Aqui, a câmera significa uma profissão para Bawa, uma maneira velada de expressar o seu amor (Bambino se transforma no muso inspirador e principal objeto de estudo), um motivo para passar mais tempo com o outro. A câmera enxerga coisas que os dois não observam em si mesmos, representando, portanto, um ver além, ver mais do que o olho humano conseguiria. Contra a cegueira de si próprio e da sociedade para a óbvia homossexualidade de ambos, o dispositivo permite revelar (em muitos aspectos do termo) o que eles realmente sentem. Bela metáfora, simples e funcional, e bem desenvolvida ao longo dos diálogos (“Você me vê?”, pergunta a amiga).
Ao final, All the Colours of the World Are Between Black & White ultrapassa a armadilha de transformar o amor romântico em objetivo final, e de limitar a homoafetividade ao único conflito dos protagonistas. Há uma descrição palpável da sociedade pobre, condenada à malandragem, aos empréstimos, aos negócios escusos. As pessoas se viram como podem, e parte da revolta nas ruas nasce de uma injustiça social mais profunda. Como pregar a igualdade num lugar onde os cidadãos são estimulados a se voltar uns contra os outros?

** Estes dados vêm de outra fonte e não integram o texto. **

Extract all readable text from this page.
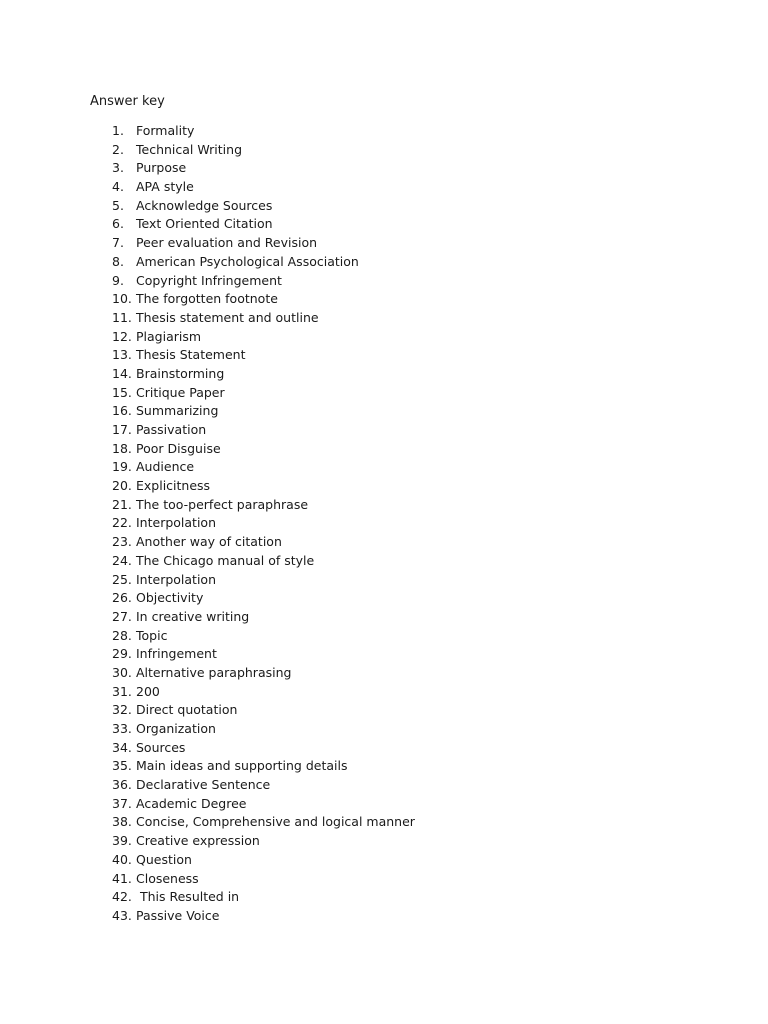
Answer key
1. Formality
2. Technical Writing
3. Purpose
4. APA style
5. Acknowledge Sources
6. Text Oriented Citation
7. Peer evaluation and Revision
8. American Psychological Association
9. Copyright Infringement
10. The forgotten footnote
11. Thesis statement and outline
12. Plagiarism
13. Thesis Statement
14. Brainstorming
15. Critique Paper
16. Summarizing
17. Passivation
18. Poor Disguise
19. Audience
20. Explicitness
21. The too-perfect paraphrase
22. Interpolation
23. Another way of citation
24. The Chicago manual of style
25. Interpolation
26. Objectivity
27. In creative writing
28. Topic
29. Infringement
30. Alternative paraphrasing
31. 200
32. Direct quotation
33. Organization
34. Sources
35. Main ideas and supporting details
36. Declarative Sentence
37. Academic Degree
38. Concise, Comprehensive and logical manner
39. Creative expression
40. Question
41. Closeness
42. This Resulted in
43. Passive Voice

Além disso, a fábula não se encerra no final feliz da concretização romântica, e sim no início de um processo de autoaceitação em meio adverso. Bambino conquista a si mesmo, ao invés de conseguir um namorado. O mesmo vale para a amiga, para Bawa. Evita-se o otimismo mágico, quando todos os problemas desaparecem para que os protagonistas possam sonhar juntos. O cineasta acredita em transformações possíveis, pequenas, calcadas no real. O sonho jamais se impõe sobre a realidade, mas ajusta-se a ela, timidamente.

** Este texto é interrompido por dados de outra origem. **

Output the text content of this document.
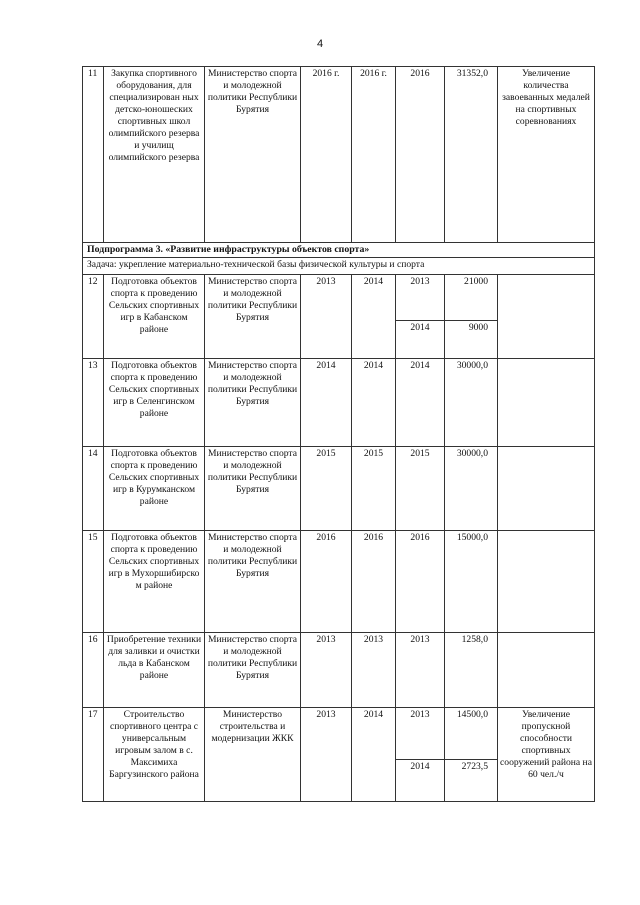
4
11	Закупка спортивного оборудования, для специализирован ных детско-юношеских спортивных школ олимпийского резерва и училищ олимпийского резерва	Министерство спорта и молодежной политики Республики Бурятия	2016 г.	2016 г.	2016	31352,0	Увеличение количества завоеванных медалей на спортивных соревнованиях
Подпрограмма 3. «Развитие инфраструктуры объектов спорта»							
Задача: укрепление материально-технической базы физической культуры и спорта							
12	Подготовка объектов спорта к проведению Сельских спортивных игр в Кабанском районе	Министерство спорта и молодежной политики Республики Бурятия	2013	2014	2013	21000	
					2014	9000	
13	Подготовка объектов спорта к проведению Сельских спортивных игр в Селенгинском районе	Министерство спорта и молодежной политики Республики Бурятия	2014	2014	2014	30000,0	
14	Подготовка объектов спорта к проведению Сельских спортивных игр в Курумканском районе	Министерство спорта и молодежной политики Республики Бурятия	2015	2015	2015	30000,0	
15	Подготовка объектов спорта к проведению Сельских спортивных игр в Мухоршибирско м районе	Министерство спорта и молодежной политики Республики Бурятия	2016	2016	2016	15000,0	
16	Приобретение техники для заливки и очистки льда в Кабанском районе	Министерство спорта и молодежной политики Республики Бурятия	2013	2013	2013	1258,0	
17	Строительство спортивного центра с универсальным игровым залом в с. Максимиха Баргузинского района	Министерство строительства и модернизации ЖКК	2013	2014	2013	14500,0	Увеличение пропускной способности спортивных сооружений района на 60 чел./ч
					2014	2723,5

Em conclusão, o projeto propõe uma belíssima política dos afetos, uma ideia de reconstrução da comunidade baseada em pequenos avanços (vide as negociações no casamento de uma personagem). A exemplo do título, o mundo vive entre estes extremos da luz, da cor, do real. Tudo o que resta aos protagonistas precisa se encontrar entre estas duas pontas — impossível pensar em ir além. Numa sociedade desigual e opressora, onde a homossexualidade constitui um crime, Apalowo imagina uma câmera capaz de revelar amores e ensinar as pessoas a olharem (às vezes, para si mesmas).